Having avoided expanding beyond what is necessary to preserve the core business of peripheral trades like extortion, kidnapping, truck highjacking, and murder for hire, has given the Sinaloans a reputation as the “best” in their trade… evidenced perhaps by the reluctance of the government to pursue high level leaders of the Cartel, as opposed to the “low hanging fruit” of groups like the Beltran-Leyva Family, the Zetas.  The Sinaloans have been masters of “soft” media manipulation:  when they slaughter their rivals or potential threats to their own interests, they are very good at how they present their side of the story.  Their “narco-mantas” (the poorly spelled banners they hang up at the scene of the crime)  give a rationale for their acts are less a taunt of their would-be rivals or those seeking to close down their industry, as it is a “sorry we had to do this” note… that they know will be reported, bad spelling and all.  The bad spelling probably isn’t intentional, but it does help, in creating the popular image of the Sinaloans as “hillbillies” simply trying to make a living, and not the sophisticated international luxury goods supplier that it is.  One suspects the attention the Cartel pays to popular culture… commissioning corridos and other “low-brow” entertainment… is part of the same branding strategy.
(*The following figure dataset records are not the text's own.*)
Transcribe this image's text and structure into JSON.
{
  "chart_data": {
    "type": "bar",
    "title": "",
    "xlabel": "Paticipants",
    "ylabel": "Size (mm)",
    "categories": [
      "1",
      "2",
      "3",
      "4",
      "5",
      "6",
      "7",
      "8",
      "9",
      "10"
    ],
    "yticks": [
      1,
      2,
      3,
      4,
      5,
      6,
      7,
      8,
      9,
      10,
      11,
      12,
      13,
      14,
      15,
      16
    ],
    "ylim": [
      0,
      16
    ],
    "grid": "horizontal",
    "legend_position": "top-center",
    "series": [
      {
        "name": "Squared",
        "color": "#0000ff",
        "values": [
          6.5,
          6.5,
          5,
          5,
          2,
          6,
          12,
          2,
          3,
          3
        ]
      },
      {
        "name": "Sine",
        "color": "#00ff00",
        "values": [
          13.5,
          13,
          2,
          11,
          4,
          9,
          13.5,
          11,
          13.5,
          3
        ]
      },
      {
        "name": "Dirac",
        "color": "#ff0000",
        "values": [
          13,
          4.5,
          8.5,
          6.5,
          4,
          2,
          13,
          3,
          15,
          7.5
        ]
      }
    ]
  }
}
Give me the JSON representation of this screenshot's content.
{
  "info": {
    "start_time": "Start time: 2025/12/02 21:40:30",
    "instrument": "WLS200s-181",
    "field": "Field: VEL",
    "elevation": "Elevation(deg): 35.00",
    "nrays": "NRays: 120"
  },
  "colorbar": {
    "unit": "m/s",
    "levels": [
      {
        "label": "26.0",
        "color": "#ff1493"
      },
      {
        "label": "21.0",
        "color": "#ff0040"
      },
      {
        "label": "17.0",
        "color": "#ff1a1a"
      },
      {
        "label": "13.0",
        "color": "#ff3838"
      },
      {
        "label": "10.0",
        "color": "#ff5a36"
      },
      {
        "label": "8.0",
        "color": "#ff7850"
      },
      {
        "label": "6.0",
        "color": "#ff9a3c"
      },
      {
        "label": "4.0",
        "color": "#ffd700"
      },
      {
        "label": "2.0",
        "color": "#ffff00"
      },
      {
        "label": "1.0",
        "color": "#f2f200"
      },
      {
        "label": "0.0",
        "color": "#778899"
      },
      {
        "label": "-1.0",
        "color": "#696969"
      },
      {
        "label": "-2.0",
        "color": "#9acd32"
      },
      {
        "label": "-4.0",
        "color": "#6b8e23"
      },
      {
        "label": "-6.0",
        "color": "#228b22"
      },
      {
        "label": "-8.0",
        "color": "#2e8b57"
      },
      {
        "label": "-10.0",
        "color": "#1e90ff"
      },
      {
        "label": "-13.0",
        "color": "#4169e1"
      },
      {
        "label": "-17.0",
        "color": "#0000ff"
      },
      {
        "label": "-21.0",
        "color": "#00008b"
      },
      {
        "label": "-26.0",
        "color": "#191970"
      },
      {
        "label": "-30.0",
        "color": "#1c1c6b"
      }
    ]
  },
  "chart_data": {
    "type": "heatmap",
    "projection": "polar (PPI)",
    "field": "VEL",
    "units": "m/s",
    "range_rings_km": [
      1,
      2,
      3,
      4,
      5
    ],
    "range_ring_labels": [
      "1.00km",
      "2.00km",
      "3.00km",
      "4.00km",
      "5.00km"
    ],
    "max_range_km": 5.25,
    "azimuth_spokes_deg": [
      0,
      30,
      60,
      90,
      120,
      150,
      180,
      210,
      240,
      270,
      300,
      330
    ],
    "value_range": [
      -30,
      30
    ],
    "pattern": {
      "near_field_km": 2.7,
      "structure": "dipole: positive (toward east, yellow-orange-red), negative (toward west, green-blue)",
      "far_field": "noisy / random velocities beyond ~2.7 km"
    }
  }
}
Certainly, they have been a successful business, and with their funds, are able — as with other multinationals — to underwrite political campaigns and to steer public policy towards their own interests.  One wonders why business professors are endlessly gabbing on about Bill Gates or Warren Buffet, or holding up UPS or McDonalds as models of successful businesses other than they just can’t imagine a bunch of yahoos from back of beyond Mexico are just as capable of forming successful international firms as any gringo.